Titanic tourist submarine missing 6-19-2023 (Debris field found, passengers presumed dead. 06-22-23)

Sort of a sinking feeling.

You are going straight to Hell! Straight to Hell! (I laughed.)

It seems that Mr Rush was a bit extravagant with his sales pitch to Jay Bloom:

and yet in an interview a few years earlier, he referred to that safety record - as a result of regulations:

Can’t have it both ways: can’t trash the regulsations that have produced a strong safety record, and then cite that safety record in support of the safety of your own submersible that doesn’t meet those safety regulations.

Mr Bloom also commented on the use of the gamer control as one of the factors taht spooked him:

E-mail from Stockton Rush to a industry insider concerned about the risk of his submersible, March 26, 2018.

I think plaintiffs’ counsel will enjoy doing discovery.

We really are crushing it with the bad submarine jokes.

There is a lot of pressure to make sure they don’t sink the thread

Hm.

Here’s an interesting thought. Just a couple weeks ago, I went down a quick time sink reading about a (very) failed Norwegian balloon expedition to the Antarctic in the 1890s, a passing reference was made to it in an unrelated discussion. I’d never heard about it.

Anyway, their fate was unknown for decades, till their bodies found in the 1930s. A lot of research was done on the events that led up to what was considered almost a comedy of errors - sound familiar?

One of the things they found, the expedition leader was under a lot of pressure to perform, because he’d been gifted or borrowed huge sums of money from various sources, lots of fluff pieces and glowing press reports. He had persuaded a bunch of people on his ingenious plan, bought a metric crapton of expensive gear and supplies. Now what? Gonna quit?

He then started to ignore a lot of people he should have been listening to. He should have called the whole thing off. But he didn’t. Sound familiar?

One wonders if maybe a similar dynamic was involved with Stockton Rush. Was his company highly leveraged, heavily in debt or something like that?

A sub is supposed to sink.

Where this one went wrong was not coming back up.

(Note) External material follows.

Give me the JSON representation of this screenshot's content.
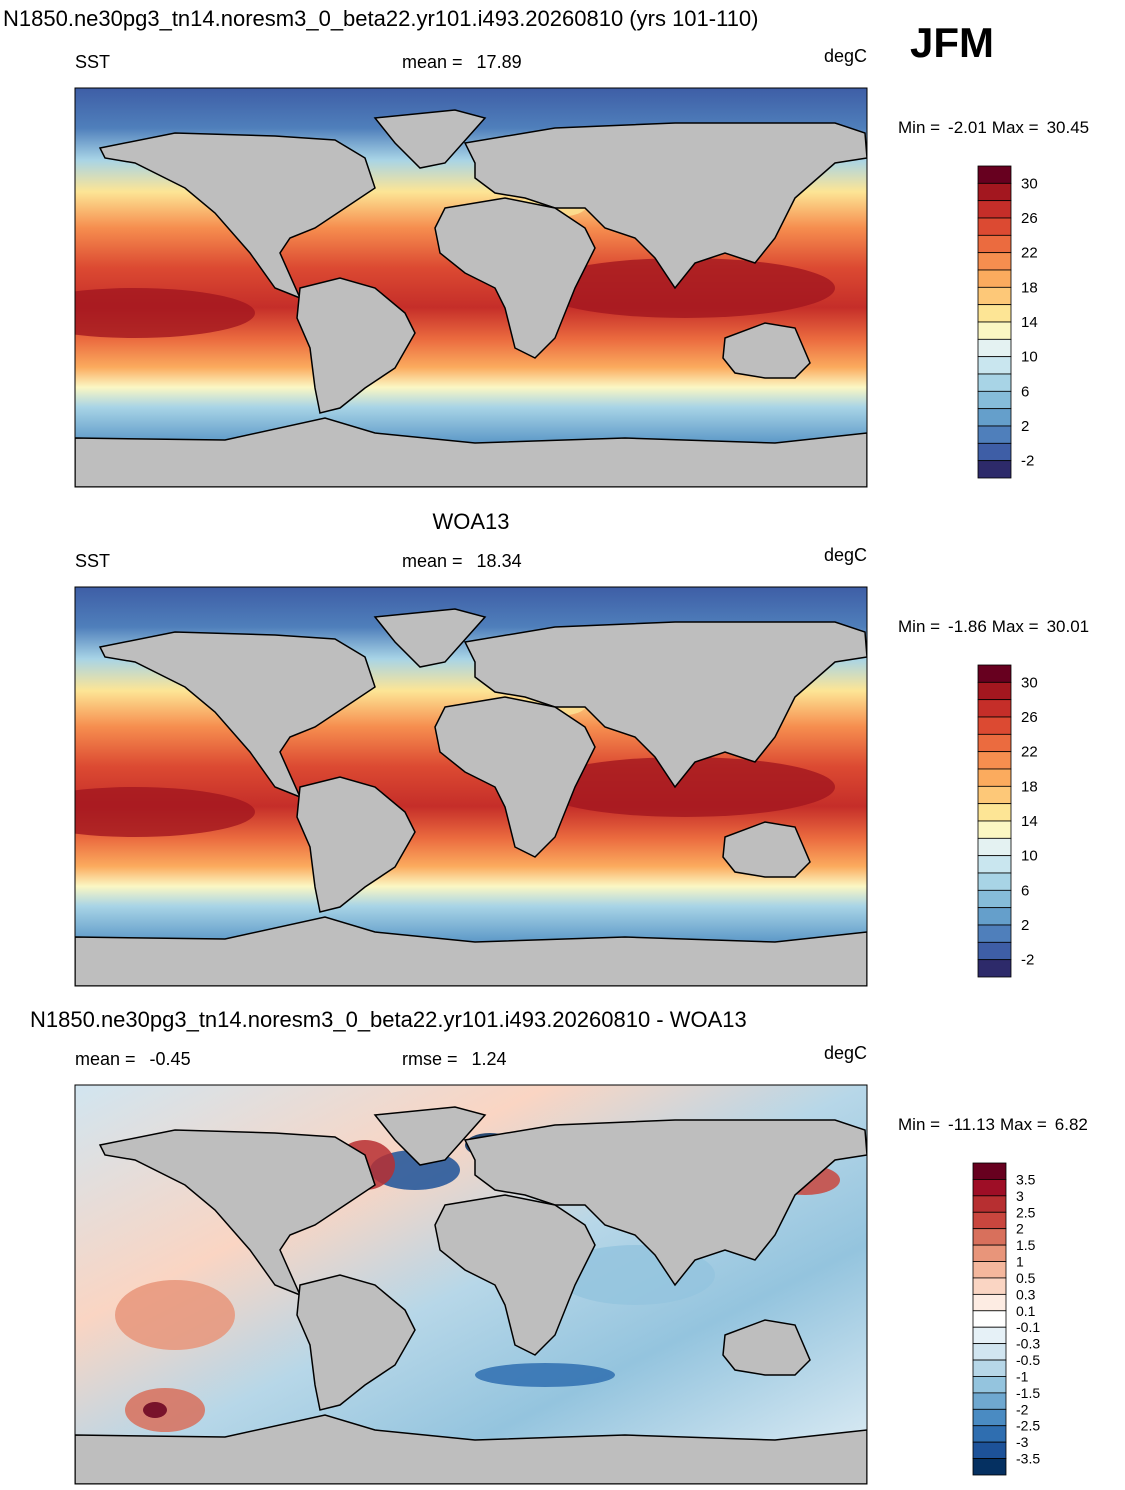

I have an issue (actually, all of the issues) of Cutey Bunny comics where the Egyptian Sun God Ra encounters villains in a submarine. Ra, being somewhat dim, yells at them, ‘Sir! Sir! Your barge is sinking!’

Good point. Money is indeed relative, and a billionaire would not even feel a $250,000 expenditure. Prolly a write off of some kind. Bragging rights. Well, if you survive that is.

It occurs to me that if this submersible had a “catastrophic implosion” in on itself, it may not have actually come apart. I haven’t read that it did actually. Which could mean the bodies are still inside, squished together like a can of sardines. That would a pretty horrible thing to find if you were the person who had to open it up.

One anecdatum:

The Logitech F710 wireless controller has a tendency to randomly disconnect from its dongle during use for short-but-usually-critical-in-game periods. It is also sensitive to obstructions between the dongle and the controller.

It is a well-known issue in the PC gaming community. I own one of these controllers and can confirm this connectivity issue.

It may not have been a primary cause for the sub’s rupture, but may have been a minor contributing factor.

nvm, I think I misunderstood something

Just for the record, it was a Swedish expedition to the Arctic, not Norwegian to the Antarctic…

Yeah, yeah, Norway, Sweden. Scandi Icebacks, close enough. /jk

Amundsen was the Norwegian who crashed and disappeared while on an Arctic rescue mission, but that was in 1928.

Eh, redacted. Frivolous humor on my part.

Why is he wearing a Motocross Jersey in that video?

The controller had exactly zero to do with a catastrophic implosion.

Huh. You know, if he was coming out of the experimental homebuilt scene in the US to my mind some of the craziness starts to make sense. Rush’s attitudes about building, regulations, and safety are pretty common in that crowd, with a huge difference being the environment the typical homebuilt is operating in is a hell of lot more forgiving than the depths this submersible was going to.

First, as I believe was discussed earlier in the thread, there are no bodies. The forces involved would have rendered the humans inside into paste or puree or slurry.

Second, during the Coast Guard briefing, it was plainly stated that there were at least two debris fields and the submersible was in five relatively large identifiable pieces, with a lot of other bits and fragments around those pieces.

Third, James Cameron, who apparently has seen footage of these debris fields, has described the carbon fiber cylinder parts as being broken up into small pieces, at least some of which were mooshed up into one of the titanium end caps.

Granted, those last two points were on video so if you’ve been getting your information from print/text you might have missed them.